EDIT: Robert has corrected me and there is more then $42...

RobertISaar
03-18-2012, 10:53 PM
$42 isn't the only one....

in fact, one that comes to mind is $8F, which is the turbo 3.1 code. a LOT of over 100 values when combined.

Mastiff
03-18-2012, 11:46 PM
I would think if the VE values are coming over 100 the BPC must have been calculated incorrectly. A factory engine sure shouldn't be able to get there. Maybe I'm misunderstanding though.

RobertISaar
03-18-2012, 11:55 PM
for some reason, there are a bunch of factory calibrations that do this. whenever i see it, i jump into the algorithm to see if it gets truncated to $FF(d255), and it does in every one i've looked at.

supposedly, the early Q4 masks allowed an over 100% value but i haven't confirmed this.

EagleMark
03-18-2012, 11:56 PM
Factory messed up! To many chief engineers and not enough indians... in the end you can add the 2 up to 150 but only going to get 100 output... and that is beyond the rules of tuning keeping it under 95 VE...
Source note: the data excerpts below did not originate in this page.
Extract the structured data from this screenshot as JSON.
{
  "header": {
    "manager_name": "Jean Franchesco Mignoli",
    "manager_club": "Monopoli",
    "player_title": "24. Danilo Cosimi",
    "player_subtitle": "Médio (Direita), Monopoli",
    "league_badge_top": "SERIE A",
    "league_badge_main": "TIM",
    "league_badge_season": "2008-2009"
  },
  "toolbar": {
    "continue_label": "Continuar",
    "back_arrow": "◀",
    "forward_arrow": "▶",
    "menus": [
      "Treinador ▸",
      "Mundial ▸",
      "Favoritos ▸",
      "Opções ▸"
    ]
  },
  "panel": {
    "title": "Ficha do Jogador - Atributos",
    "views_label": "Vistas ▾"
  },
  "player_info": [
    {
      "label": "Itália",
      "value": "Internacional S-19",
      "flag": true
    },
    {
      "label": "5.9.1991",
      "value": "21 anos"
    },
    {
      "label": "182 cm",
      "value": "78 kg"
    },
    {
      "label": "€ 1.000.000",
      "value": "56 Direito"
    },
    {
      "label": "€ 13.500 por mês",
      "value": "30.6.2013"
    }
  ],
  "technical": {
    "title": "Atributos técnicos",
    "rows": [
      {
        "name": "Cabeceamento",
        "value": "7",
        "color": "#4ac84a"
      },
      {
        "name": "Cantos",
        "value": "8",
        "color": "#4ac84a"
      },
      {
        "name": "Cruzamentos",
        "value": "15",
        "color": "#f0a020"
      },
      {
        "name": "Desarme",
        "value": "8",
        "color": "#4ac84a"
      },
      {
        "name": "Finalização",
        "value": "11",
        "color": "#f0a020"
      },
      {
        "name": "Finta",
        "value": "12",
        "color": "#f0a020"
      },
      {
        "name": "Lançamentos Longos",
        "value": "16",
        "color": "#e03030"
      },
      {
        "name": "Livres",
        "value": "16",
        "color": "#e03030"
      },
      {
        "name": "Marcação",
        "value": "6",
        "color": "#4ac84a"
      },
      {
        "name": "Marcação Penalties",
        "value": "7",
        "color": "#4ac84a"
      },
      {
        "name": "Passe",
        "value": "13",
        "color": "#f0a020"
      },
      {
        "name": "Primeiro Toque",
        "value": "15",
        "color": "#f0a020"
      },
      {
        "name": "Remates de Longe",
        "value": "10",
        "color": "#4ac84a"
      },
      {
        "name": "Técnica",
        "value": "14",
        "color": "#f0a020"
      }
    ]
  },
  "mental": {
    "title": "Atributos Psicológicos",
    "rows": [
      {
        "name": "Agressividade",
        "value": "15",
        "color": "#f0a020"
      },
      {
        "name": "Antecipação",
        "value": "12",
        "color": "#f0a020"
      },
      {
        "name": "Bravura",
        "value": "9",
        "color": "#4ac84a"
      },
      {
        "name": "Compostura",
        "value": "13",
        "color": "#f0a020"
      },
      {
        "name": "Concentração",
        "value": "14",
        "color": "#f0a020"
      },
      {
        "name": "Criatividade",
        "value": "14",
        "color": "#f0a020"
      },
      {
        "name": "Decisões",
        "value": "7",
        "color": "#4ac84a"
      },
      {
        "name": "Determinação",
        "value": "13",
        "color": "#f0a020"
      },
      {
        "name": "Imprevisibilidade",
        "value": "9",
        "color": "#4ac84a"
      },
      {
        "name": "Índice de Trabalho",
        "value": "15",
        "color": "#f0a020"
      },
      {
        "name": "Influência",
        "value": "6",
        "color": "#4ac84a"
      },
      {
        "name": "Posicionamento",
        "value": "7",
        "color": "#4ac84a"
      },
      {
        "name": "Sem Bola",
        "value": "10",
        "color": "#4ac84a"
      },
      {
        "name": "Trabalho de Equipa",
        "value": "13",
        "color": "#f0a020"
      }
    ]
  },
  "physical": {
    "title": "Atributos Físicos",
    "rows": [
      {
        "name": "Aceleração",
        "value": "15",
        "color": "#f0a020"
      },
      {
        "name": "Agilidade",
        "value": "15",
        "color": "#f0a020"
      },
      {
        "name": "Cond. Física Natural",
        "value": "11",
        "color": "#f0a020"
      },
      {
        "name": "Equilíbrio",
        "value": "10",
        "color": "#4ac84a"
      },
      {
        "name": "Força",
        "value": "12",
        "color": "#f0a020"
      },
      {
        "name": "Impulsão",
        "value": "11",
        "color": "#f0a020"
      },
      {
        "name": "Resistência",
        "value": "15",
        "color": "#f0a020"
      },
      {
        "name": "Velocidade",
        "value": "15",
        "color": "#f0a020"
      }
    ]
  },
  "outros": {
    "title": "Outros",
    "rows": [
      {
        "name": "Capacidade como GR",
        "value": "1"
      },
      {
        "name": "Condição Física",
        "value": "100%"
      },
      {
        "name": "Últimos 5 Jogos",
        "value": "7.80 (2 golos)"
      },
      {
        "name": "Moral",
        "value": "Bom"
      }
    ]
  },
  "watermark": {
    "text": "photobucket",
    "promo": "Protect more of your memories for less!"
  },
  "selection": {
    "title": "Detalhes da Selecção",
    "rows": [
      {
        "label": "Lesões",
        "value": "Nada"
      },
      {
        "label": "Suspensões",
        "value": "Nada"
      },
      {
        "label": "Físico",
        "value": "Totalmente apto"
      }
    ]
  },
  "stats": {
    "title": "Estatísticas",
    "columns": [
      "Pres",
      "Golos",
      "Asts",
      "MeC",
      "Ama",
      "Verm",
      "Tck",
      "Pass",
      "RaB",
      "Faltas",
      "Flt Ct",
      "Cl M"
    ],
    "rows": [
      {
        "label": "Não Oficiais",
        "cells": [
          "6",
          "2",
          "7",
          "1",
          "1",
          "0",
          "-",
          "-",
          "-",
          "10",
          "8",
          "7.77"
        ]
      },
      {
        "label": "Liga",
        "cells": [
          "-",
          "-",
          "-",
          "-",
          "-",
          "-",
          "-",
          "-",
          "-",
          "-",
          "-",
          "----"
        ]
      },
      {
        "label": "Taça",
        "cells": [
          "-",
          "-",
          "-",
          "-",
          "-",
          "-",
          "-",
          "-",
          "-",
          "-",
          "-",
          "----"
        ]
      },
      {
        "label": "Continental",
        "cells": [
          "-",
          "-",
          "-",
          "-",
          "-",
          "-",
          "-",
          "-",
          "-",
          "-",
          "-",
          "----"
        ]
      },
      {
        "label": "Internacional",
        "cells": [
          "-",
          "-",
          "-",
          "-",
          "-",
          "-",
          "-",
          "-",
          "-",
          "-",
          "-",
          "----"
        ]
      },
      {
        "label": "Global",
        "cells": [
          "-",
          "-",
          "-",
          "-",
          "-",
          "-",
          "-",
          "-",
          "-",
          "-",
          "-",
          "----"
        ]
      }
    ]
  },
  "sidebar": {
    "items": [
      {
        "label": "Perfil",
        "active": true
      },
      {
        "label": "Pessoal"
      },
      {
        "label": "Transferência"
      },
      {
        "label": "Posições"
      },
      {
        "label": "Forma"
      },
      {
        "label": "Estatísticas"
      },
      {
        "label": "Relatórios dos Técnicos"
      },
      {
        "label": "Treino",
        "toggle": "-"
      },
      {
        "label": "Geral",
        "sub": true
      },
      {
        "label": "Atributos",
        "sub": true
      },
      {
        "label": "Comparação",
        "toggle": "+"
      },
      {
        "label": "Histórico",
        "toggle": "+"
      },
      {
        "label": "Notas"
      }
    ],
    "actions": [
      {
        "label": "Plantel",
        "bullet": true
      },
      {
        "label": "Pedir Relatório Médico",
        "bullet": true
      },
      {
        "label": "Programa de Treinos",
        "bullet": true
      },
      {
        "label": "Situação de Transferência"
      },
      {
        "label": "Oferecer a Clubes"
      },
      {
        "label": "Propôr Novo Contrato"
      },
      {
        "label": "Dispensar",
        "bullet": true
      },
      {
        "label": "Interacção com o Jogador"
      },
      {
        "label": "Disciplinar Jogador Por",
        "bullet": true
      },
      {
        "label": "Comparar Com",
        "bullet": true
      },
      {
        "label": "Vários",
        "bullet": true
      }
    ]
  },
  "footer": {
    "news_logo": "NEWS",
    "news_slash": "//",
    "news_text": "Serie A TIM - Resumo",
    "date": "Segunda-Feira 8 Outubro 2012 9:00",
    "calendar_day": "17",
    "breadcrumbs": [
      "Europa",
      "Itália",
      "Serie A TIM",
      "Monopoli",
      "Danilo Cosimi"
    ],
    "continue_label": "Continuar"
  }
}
But in the end it passed all tests and EPA requirements. I wonder when they noticed and who got fired?

srobertsfsj
07-10-2012, 10:35 PM
Now that I am back on the road and driving the Jeep again I wanted to look at addressing my hesitation issue and I ran across this thread. I have quite a bit of hesitation off the line and noticeable lag at speed and I give it gas but once it catches up it seems to have good power and I have a good tune with my BLM numbers looking good thanks to the helpful folks here. Reading through the thread I gathered some of the major things to look for are the pressure regulator, fuel pump, O2 sensor and voltage. O2 sensor is new, voltage is good and I am ruling out the fuel pump since I switched from a frame mounted pump to an in tank pump (both new) with no change. I don't have a pressure tester and money is tight so I can't buy both a tester and a rebuild kit just yet. Anything else that I should look for while I am saving up?

FSJ Guy
07-10-2012, 11:51 PM
I would continue playing with fuel tuning and timing.

IMHO, tuning areas where the MAP and TPS are changing is the hardest. If you have good WOT power, chances are that it's not a fuel pressure issue.